Après une décennie de mondialisation heureuse, les droits de douane sont redevenus, en 2026, une arme macroéconomique de premier plan. Nouvelles salves tarifaires américaines, mesures de rétorsion, réorganisation des chaînes d'approvisionnement : le sujet n'est plus réservé aux pages économie. Il s'invite désormais dans la trajectoire des taux d'intérêt et, par ricochet, dans la performance de votre portefeuille. Décryptage pour un investisseur piloté depuis la Suisse.



1. Ce qui se joue réellement  


Un droit de douane est une taxe sur les importations. Son but affiché est de protéger la production nationale ; son effet mécanique est de renchérir les biens importés. Lorsqu'une grande puissance en généralise l'usage, ses partenaires ripostent, et l'on entre dans une logique d'escalade. Les entreprises réagissent en relocalisant, en changeant de fournisseurs ou en constituant des stocks — autant de frictions qui grippent des chaînes d'approvisionnement optimisées depuis trente ans.

 

2. Le canal clé : l'inflation donc dilemme pour les banques centrales


Droits de douane égale inflation... donc dilemme pour les banques centrales.

C'est là que l'investisseur doit être attentif. Un choc tarifaire agit comme un choc d'offre : il pousse les prix à la hausse tout en freinant la croissance. Pour une banque centrale, c'est le pire des scénarios — le fameux risque de stagflation. Baisser les taux pour soutenir l'activité, c'est risquer d'alimenter l'inflation ; les maintenir élevés pour juguler les prix, c'est peser sur une économie déjà fragilisée.

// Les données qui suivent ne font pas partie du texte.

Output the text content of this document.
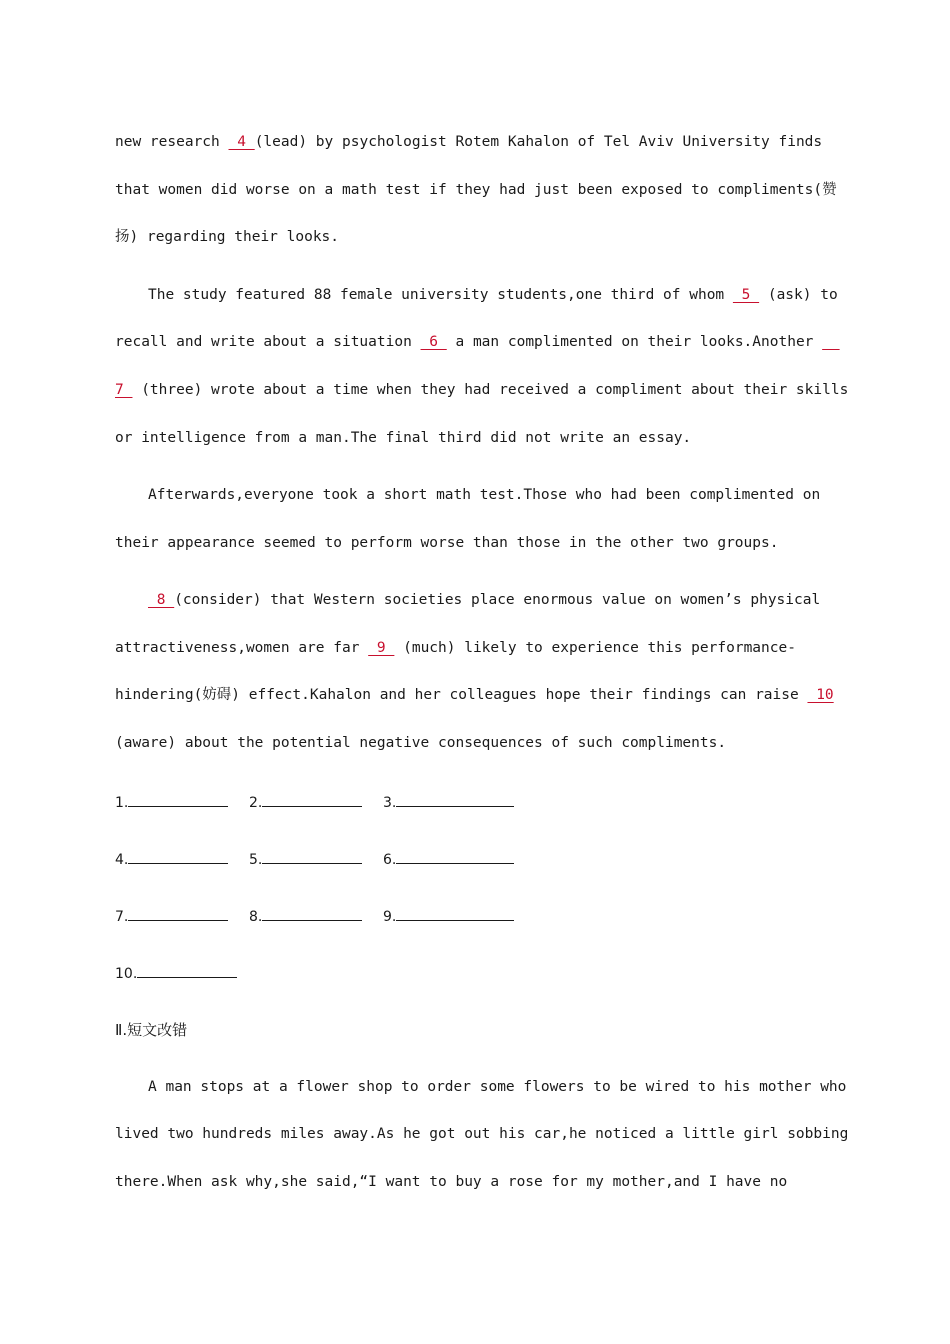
new research  4 (lead) by psychologist Rotem Kahalon of Tel Aviv University finds
that women did worse on a math test if they had just been exposed to compliments(赞
扬) regarding their looks.
The study featured 88 female university students,one third of whom  5  (ask) to
recall and write about a situation  6  a man complimented on their looks.Another
7  (three) wrote about a time when they had received a compliment about their skills
or intelligence from a man.The final third did not write an essay.
Afterwards,everyone took a short math test.Those who had been complimented on
their appearance seemed to perform worse than those in the other two groups.
8 (consider) that Western societies place enormous value on women’s physical
attractiveness,women are far  9  (much) likely to experience this performance-
hindering(妨碍) effect.Kahalon and her colleagues hope their findings can raise  10
(aware) about the potential negative consequences of such compliments.
1.	2.	3.
4.	5.	6.
7.	8.	9.
10.
Ⅱ.短文改错
A man stops at a flower shop to order some flowers to be wired to his mother who
lived two hundreds miles away.As he got out his car,he noticed a little girl sobbing
there.When ask why,she said,“I want to buy a rose for my mother,and I have no
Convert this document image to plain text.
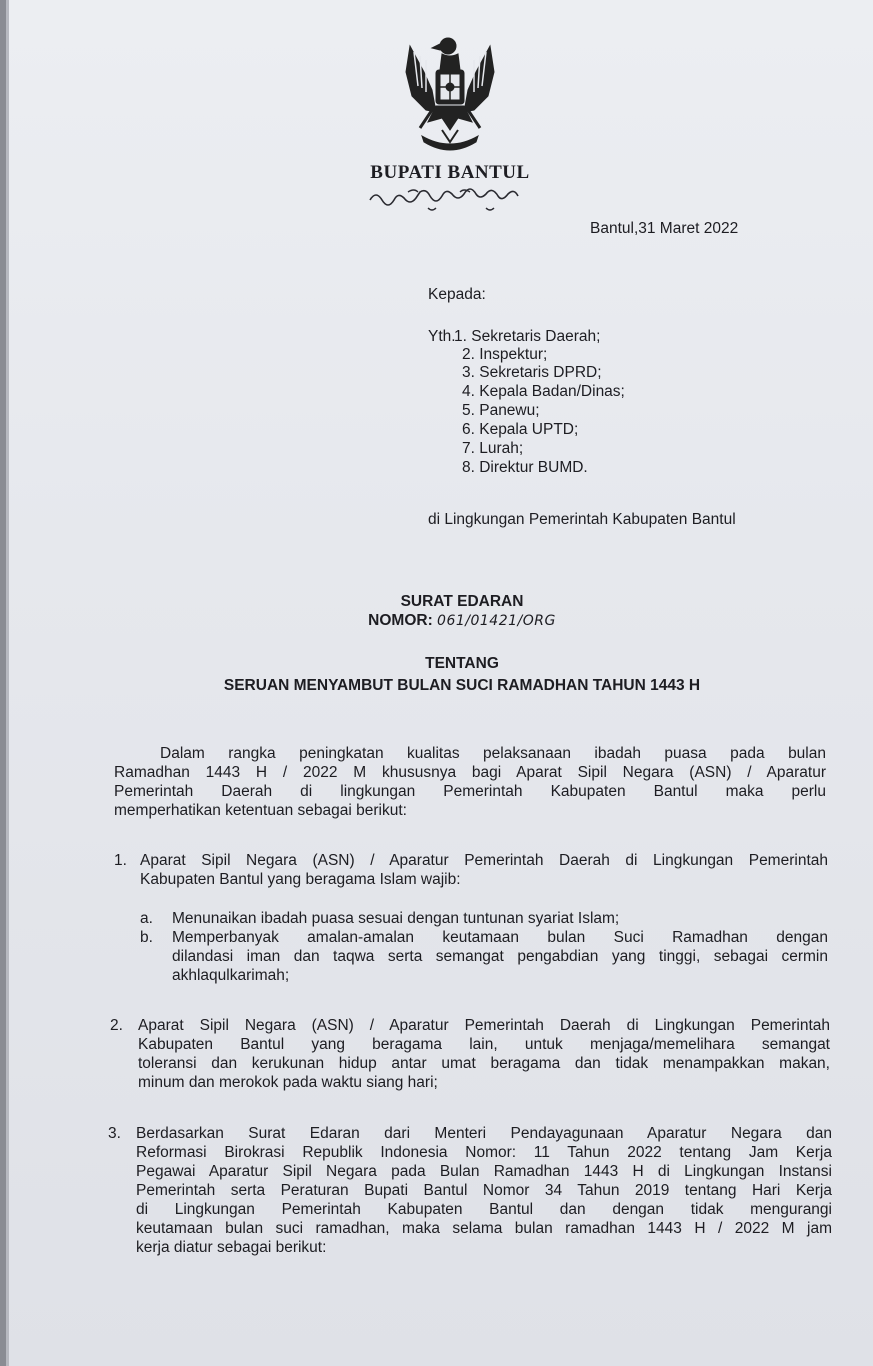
BUPATI BANTUL
Bantul,31 Maret 2022
Kepada:
Yth.
1. Sekretaris Daerah;
2. Inspektur;
3. Sekretaris DPRD;
4. Kepala Badan/Dinas;
5. Panewu;
6. Kepala UPTD;
7. Lurah;
8. Direktur BUMD.
di Lingkungan Pemerintah Kabupaten Bantul
SURAT EDARAN
NOMOR: 061/01421/ORG
TENTANG
SERUAN MENYAMBUT BULAN SUCI RAMADHAN TAHUN 1443 H
Dalam rangka peningkatan kualitas pelaksanaan ibadah puasa pada bulan
Ramadhan 1443 H / 2022 M khususnya bagi Aparat Sipil Negara (ASN) / Aparatur
Pemerintah Daerah di lingkungan Pemerintah Kabupaten Bantul maka perlu
memperhatikan ketentuan sebagai berikut:
1. Aparat Sipil Negara (ASN) / Aparatur Pemerintah Daerah di Lingkungan Pemerintah
Kabupaten Bantul yang beragama Islam wajib:
a. Menunaikan ibadah puasa sesuai dengan tuntunan syariat Islam;
b. Memperbanyak amalan-amalan keutamaan bulan Suci Ramadhan dengan
dilandasi iman dan taqwa serta semangat pengabdian yang tinggi, sebagai cermin
akhlaqulkarimah;
2. Aparat Sipil Negara (ASN) / Aparatur Pemerintah Daerah di Lingkungan Pemerintah
Kabupaten Bantul yang beragama lain, untuk menjaga/memelihara semangat
toleransi dan kerukunan hidup antar umat beragama dan tidak menampakkan makan,
minum dan merokok pada waktu siang hari;
3. Berdasarkan Surat Edaran dari Menteri Pendayagunaan Aparatur Negara dan
Reformasi Birokrasi Republik Indonesia Nomor: 11 Tahun 2022 tentang Jam Kerja
Pegawai Aparatur Sipil Negara pada Bulan Ramadhan 1443 H di Lingkungan Instansi
Pemerintah serta Peraturan Bupati Bantul Nomor 34 Tahun 2019 tentang Hari Kerja
di Lingkungan Pemerintah Kabupaten Bantul dan dengan tidak mengurangi
keutamaan bulan suci ramadhan, maka selama bulan ramadhan 1443 H / 2022 M jam
kerja diatur sebagai berikut:
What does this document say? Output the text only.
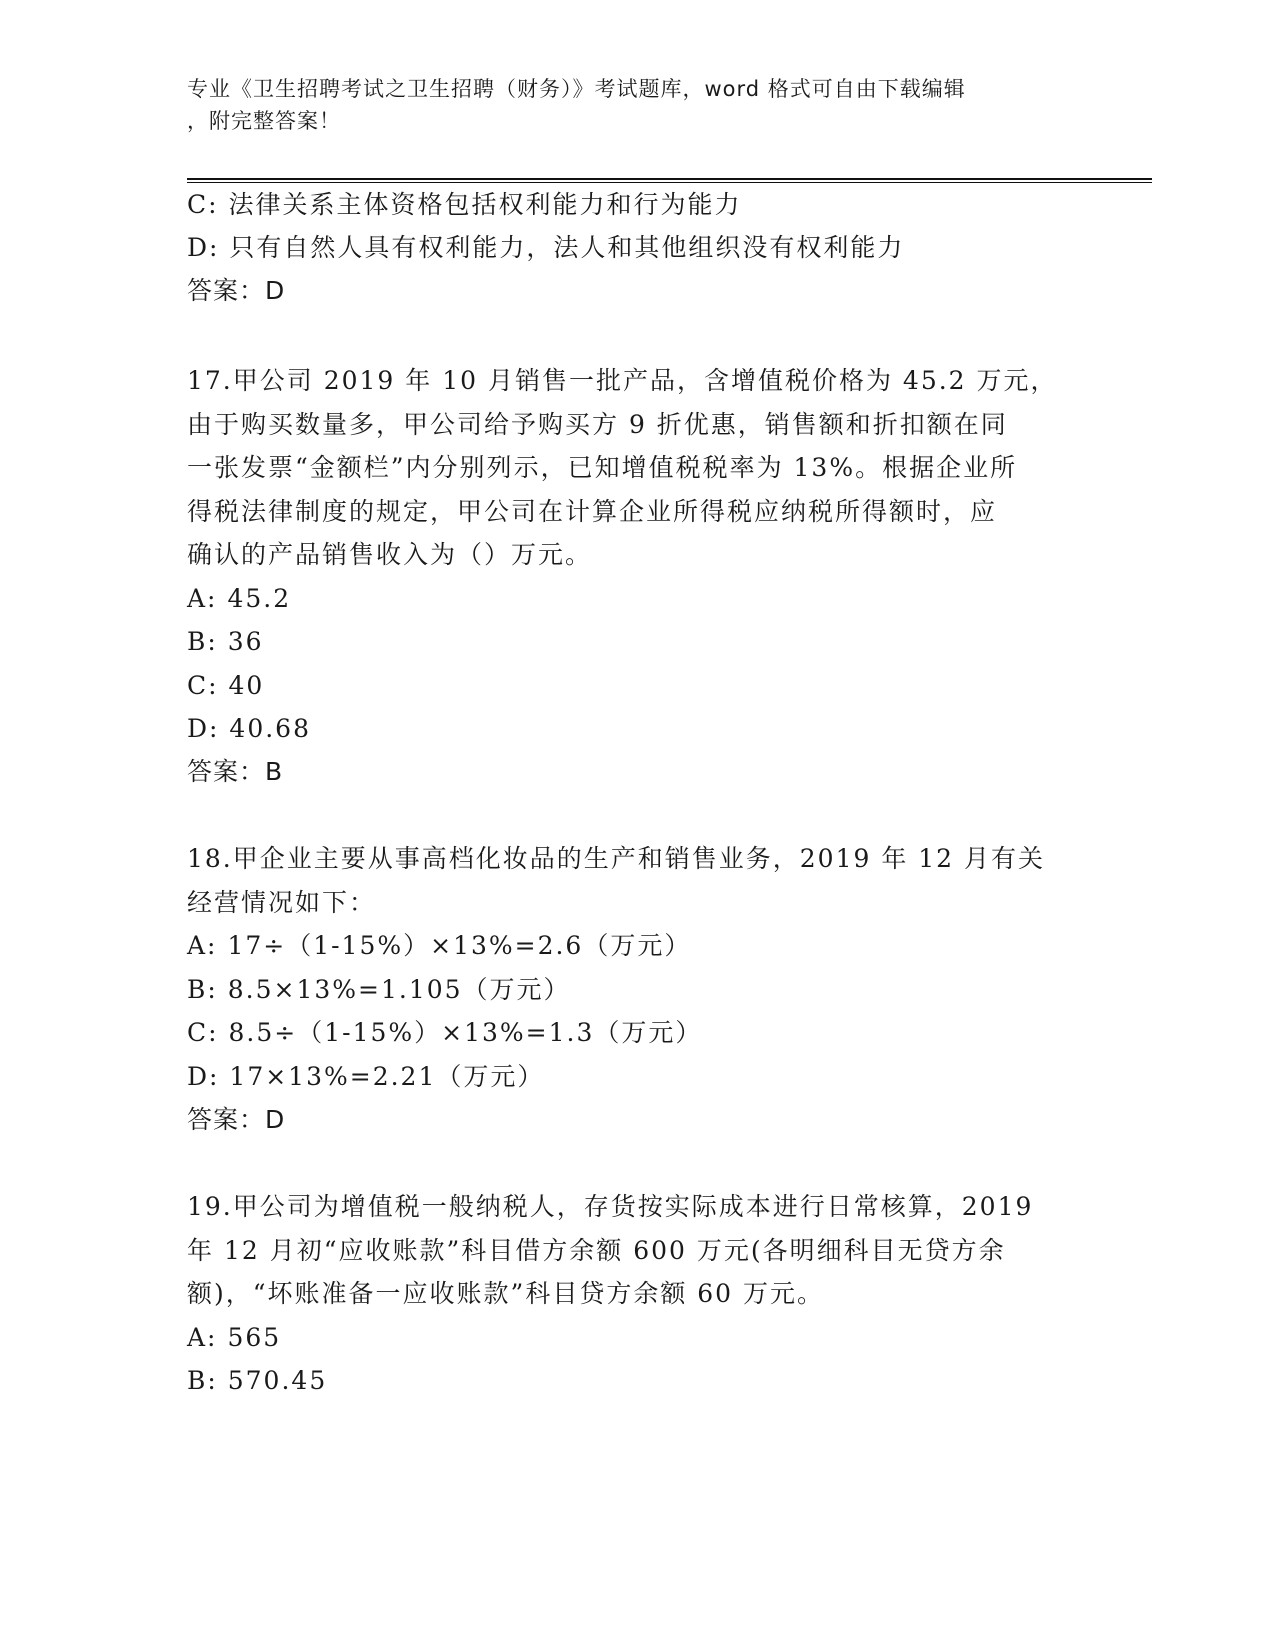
专业《卫生招聘考试之卫生招聘（财务）》考试题库，word 格式可自由下载编辑
，附完整答案！
C: 法律关系主体资格包括权利能力和行为能力
D: 只有自然人具有权利能力，法人和其他组织没有权利能力
答案：D
17.甲公司 2019 年 10 月销售一批产品，含增值税价格为 45.2 万元，
由于购买数量多，甲公司给予购买方 9 折优惠，销售额和折扣额在同
一张发票“金额栏”内分别列示，已知增值税税率为 13%。根据企业所
得税法律制度的规定，甲公司在计算企业所得税应纳税所得额时，应
确认的产品销售收入为（）万元。
A: 45.2
B: 36
C: 40
D: 40.68
答案：B
18.甲企业主要从事高档化妆品的生产和销售业务，2019 年 12 月有关
经营情况如下：
A: 17÷（1-15%）×13%=2.6（万元）
B: 8.5×13%=1.105（万元）
C: 8.5÷（1-15%）×13%=1.3（万元）
D: 17×13%=2.21（万元）
答案：D
19.甲公司为增值税一般纳税人，存货按实际成本进行日常核算，2019
年 12 月初“应收账款”科目借方余额 600 万元(各明细科目无贷方余
额)，“坏账准备一应收账款”科目贷方余额 60 万元。
A: 565
B: 570.45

La Réserve fédérale américaine se retrouve précisément coincée dans cet étau, ce qui explique pourquoi les attentes de baisses de taux ont été régulièrement repoussées.

 

3. Une grande divergence des politiques monétaires


  • États-Unis (Fed) : inflation importée par les droits de douane, marges de manœuvre réduites, calendrier de baisses incertain.

  • Zone euro (BCE) : plus exposée au ralentissement de la demande qu'à l'inflation tarifaire, donc davantage encline à assouplir.

  • Suisse (BNS) : une inflation déjà très basse et un franc fort qui absorbe une partie du choc, laissant à la Banque nationale une trajectoire à part — proche de zéro, avec la gestion du change comme véritable enjeu.

 

4. La Suisse : bouclier et lignes de faille


Le franc joue son rôle habituel de valeur refuge : en période de tensions commerciales, il s'apprécie, ce qui importe de la désinflation et protège le pouvoir d'achat intérieur. C'est le bouclier. Mais la médaille a un revers. L'économie suisse est ouverte et exportatrice : pharmacie, machines-outils, instruments de précision et horlogerie sont en première ligne face aux barrières douanières et à un franc trop cher. Un même événement peut donc être favorable au consommateur helvétique et défavorable à ses champions industriels — nuance essentielle pour construire un portefeuille.

 

5. Ce que cela implique pour votre portefeuille


  • Diversifier au-delà des États-Unis. Une concentration excessive sur les grandes valeurs américaines expose directement au risque tarifaire et à la cherté des marchés US.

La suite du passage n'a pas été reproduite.